Não é de hoje que as montadoras mantêm uma espécie de “relação especial” com Brasília. “Tais laços têm sido um dos eixos da industrialização brasileira desde seus primórdios, nos anos 50”, diz Nara Simone Roehe, da PUC-RS, que conduziu um estudo mostrando que na última década a participação do setor automotivo no PIB da indústria passou de 12% para 18%. “O que surpreende é que, ainda hoje, a produção de automóveis se beneficie de tantas proteções e ajudas, quando há muitas outras opções de setores que merecem atenção dos formuladores de política industrial e estão claros os custos sociais de se privilegiar o transporte individual sobre o coletivo.” A visão do governo parece ser a de que o modelo de industrialização puxado pelos veículos automotores, longe de estar ultrapassado, permite ao país promover um salto tecnológico em diversas áreas. “Essa é uma indústria integradora de tecnologias, diversificada e com potencial para impulsionar o desenvolvimento de áreas como engenharia, mecânica e eletro-eletrônica”, diz Paulo Sérgio Coelho Bedran, Diretor do Departamento de Indústrias de Equipamentos de Transporte do Ministério de Desenvolvimento (MDIC). “É como ouvi certa vez do ex-ministro Ozires Silva (um dos arquitetos da Embraer): se o Brasil não produzisse carros, não poderia produzir aviões”, reforça Luiz Moan, presidente da Anfavea.

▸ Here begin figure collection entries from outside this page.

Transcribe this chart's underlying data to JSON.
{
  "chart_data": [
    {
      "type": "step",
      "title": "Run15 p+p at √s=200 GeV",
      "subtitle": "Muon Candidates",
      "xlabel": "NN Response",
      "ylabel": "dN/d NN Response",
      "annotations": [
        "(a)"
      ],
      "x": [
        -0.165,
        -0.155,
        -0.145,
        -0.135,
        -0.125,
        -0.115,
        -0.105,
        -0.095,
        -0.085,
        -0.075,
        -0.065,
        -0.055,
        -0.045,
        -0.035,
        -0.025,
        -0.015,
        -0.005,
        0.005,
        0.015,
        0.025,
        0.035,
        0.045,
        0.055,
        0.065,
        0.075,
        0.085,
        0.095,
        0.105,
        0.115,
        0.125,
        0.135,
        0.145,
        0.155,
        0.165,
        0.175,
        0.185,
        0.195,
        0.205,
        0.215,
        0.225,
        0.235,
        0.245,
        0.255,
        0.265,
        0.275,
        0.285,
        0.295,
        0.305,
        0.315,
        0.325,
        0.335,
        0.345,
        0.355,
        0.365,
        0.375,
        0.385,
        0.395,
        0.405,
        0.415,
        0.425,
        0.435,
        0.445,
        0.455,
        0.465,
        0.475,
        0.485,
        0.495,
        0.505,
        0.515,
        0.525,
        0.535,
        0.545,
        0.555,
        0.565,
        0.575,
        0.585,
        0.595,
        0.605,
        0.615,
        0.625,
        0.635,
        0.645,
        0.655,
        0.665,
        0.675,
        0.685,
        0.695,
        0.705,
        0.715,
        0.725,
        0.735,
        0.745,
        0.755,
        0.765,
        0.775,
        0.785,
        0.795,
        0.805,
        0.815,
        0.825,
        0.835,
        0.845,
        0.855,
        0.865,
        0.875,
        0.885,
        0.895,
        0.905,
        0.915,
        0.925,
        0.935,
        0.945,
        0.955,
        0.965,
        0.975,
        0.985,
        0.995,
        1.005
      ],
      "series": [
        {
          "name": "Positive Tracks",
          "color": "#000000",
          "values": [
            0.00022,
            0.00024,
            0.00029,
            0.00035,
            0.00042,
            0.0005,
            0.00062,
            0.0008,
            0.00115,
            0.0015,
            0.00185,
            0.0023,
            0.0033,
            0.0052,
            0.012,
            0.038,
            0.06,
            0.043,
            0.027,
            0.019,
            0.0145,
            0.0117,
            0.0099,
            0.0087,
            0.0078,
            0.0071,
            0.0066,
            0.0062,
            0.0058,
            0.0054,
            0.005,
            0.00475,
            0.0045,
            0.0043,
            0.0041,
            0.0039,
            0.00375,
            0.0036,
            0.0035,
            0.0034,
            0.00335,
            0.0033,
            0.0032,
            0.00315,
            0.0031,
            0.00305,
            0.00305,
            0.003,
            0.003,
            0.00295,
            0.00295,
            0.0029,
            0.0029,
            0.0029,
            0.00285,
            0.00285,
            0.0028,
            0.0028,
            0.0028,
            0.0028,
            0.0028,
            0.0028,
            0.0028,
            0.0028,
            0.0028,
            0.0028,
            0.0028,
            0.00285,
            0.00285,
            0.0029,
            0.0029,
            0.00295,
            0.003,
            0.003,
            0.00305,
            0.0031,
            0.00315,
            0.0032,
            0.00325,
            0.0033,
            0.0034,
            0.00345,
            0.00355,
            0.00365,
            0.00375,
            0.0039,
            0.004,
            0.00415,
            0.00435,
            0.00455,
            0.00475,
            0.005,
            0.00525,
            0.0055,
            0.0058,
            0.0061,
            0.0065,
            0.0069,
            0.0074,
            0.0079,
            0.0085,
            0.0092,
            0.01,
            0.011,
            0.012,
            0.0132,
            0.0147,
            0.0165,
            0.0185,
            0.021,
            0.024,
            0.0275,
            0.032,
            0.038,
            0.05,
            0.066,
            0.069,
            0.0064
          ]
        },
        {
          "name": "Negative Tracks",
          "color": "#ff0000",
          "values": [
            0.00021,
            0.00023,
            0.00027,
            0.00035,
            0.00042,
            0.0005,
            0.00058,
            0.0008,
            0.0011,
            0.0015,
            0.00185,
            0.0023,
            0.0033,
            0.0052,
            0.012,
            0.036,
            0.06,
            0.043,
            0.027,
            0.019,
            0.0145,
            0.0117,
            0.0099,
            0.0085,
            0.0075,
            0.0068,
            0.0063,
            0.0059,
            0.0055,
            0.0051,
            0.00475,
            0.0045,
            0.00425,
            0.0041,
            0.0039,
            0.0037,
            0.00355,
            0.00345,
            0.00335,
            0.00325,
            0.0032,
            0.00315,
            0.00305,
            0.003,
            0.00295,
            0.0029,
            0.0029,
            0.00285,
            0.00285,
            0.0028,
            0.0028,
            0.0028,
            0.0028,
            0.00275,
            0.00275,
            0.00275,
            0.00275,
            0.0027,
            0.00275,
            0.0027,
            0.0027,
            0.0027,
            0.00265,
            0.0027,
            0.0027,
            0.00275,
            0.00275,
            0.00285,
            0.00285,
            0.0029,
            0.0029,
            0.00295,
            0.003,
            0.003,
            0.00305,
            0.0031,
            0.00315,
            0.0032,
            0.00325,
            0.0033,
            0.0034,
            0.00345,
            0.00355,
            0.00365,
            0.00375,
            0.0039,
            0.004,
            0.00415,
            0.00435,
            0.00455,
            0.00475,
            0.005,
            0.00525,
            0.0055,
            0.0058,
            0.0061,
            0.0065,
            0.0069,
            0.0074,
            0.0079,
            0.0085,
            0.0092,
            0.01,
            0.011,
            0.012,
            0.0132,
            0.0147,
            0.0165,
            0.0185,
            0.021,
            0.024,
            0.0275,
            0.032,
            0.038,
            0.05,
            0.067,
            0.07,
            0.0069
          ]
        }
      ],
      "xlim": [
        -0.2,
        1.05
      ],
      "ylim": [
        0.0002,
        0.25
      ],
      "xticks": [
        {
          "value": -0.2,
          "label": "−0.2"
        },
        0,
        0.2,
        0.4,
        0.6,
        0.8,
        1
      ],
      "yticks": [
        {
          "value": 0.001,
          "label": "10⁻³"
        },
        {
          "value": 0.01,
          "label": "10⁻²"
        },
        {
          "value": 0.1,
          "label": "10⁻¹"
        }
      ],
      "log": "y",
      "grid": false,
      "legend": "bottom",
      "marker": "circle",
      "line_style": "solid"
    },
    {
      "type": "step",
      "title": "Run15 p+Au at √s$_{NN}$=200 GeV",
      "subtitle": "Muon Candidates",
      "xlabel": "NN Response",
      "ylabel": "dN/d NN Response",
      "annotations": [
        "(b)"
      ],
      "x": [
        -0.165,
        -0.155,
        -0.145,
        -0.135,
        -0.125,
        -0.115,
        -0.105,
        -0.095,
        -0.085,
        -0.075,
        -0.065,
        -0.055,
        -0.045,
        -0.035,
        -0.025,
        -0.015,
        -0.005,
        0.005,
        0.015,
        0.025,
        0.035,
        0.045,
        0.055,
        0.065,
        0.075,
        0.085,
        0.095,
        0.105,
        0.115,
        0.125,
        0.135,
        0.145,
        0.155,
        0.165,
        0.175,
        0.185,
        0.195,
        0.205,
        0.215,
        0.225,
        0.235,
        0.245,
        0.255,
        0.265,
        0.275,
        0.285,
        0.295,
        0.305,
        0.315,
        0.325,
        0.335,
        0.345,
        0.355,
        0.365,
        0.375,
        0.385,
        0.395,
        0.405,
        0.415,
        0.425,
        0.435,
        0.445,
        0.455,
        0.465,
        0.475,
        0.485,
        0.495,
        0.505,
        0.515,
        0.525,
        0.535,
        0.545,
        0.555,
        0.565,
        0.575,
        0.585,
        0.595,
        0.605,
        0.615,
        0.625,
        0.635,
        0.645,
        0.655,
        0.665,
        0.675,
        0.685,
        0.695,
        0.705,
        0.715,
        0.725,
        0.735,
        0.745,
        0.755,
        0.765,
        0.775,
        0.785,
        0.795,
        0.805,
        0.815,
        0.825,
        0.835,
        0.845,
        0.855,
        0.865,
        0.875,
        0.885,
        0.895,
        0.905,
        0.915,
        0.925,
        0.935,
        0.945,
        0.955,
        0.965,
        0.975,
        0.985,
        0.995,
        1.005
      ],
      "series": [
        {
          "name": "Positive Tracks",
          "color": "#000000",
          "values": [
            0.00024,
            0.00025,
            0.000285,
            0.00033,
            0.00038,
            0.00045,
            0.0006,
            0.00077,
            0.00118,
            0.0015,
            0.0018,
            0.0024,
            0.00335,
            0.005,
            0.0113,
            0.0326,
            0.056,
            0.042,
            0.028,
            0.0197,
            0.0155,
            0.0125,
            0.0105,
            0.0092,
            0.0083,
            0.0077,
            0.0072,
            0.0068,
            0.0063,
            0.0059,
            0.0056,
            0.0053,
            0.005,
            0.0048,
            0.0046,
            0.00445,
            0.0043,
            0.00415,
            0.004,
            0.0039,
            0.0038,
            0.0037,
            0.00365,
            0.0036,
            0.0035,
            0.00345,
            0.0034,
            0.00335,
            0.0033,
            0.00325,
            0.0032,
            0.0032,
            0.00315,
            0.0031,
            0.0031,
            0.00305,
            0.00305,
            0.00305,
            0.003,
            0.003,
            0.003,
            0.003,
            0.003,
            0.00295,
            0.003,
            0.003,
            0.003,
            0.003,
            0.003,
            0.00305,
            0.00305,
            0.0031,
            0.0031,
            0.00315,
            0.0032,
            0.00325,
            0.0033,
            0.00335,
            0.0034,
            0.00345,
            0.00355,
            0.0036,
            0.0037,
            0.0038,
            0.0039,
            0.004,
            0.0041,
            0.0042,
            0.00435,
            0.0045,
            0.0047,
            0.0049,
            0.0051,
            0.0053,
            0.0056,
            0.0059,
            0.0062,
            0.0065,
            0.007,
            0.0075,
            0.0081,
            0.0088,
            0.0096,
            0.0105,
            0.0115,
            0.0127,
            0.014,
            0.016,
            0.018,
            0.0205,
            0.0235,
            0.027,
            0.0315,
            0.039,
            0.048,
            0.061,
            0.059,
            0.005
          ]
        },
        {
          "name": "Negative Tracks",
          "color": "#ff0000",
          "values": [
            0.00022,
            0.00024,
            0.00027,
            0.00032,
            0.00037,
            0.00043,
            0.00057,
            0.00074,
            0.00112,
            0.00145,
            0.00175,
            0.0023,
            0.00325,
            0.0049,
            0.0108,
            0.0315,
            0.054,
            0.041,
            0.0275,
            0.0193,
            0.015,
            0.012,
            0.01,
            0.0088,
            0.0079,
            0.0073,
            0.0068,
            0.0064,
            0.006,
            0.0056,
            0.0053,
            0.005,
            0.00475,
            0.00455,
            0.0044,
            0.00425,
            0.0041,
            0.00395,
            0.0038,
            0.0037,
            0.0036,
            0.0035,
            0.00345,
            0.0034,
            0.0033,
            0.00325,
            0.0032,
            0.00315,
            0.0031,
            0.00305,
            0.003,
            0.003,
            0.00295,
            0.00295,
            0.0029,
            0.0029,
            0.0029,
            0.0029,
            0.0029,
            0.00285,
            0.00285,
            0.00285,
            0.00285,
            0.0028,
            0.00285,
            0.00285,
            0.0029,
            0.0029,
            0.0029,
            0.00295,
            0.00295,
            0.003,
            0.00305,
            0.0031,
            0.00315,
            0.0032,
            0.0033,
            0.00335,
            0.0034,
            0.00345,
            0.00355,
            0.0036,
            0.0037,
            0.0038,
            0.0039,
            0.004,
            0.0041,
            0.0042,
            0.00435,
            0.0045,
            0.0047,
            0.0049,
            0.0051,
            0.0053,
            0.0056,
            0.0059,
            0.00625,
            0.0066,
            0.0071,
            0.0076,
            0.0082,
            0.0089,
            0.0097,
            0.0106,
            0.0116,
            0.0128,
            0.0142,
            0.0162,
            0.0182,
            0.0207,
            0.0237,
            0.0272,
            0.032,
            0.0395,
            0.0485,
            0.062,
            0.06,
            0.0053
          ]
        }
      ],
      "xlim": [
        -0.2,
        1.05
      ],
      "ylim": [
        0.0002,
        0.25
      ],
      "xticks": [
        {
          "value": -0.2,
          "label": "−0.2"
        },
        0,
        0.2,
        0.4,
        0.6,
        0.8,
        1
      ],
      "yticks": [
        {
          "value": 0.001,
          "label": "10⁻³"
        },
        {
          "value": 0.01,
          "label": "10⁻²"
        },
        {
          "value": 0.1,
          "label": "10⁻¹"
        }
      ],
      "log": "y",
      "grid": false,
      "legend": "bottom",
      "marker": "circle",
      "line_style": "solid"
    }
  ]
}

Segundo Bedran, a possibilidade de promover um salto tecnológico no setor foi uma das motivações do governo para criar o Inovar-auto.
E a prova de que o programa estaria fazendo avanços seriam investimentos recentes anunciados por empresas como a BMW, a Nissan e a Mercedes.
Para o funcionário do MDIC, a experiência de outros países também ajudaria a responder a pergunta sobre a necessidade de ajudas e proteções ao setor. “Não é só o Brasil - todos os países querem atrair montadoras e não raro isso envolve a criação de incentivos”, diz ele. “Até o atual governo americano gastou bilhões para socorrer uma montadora (a GM) quando ela passou por dificuldades.” Já na avaliação de especialistas como Sérgio Lazzarini, do Insper, instituto de ensino e pesquisa, a eficiência de políticas como o Inovar-auto em alinhar a prática das empresas com os interesses da sociedade como um todo são questionáveis. “Para começar, tanto as metas de conteúdo nacional, quanto as de inovação são bastante complexas e difíceis de serem fiscalizadas”, opina.
Lazzarini e outros especialistas críticos da relação entre o governo e as montadoras não refutam o peso econômico e potencial do setor automotivo para puxar o crescimento do PIB e promover a disseminação de avanços tecnológicos, mas apenas questionam o uso de bilhões em incentivos e proteções para atrair essas empresas e ampará-las em conjunturas desfavoráveis.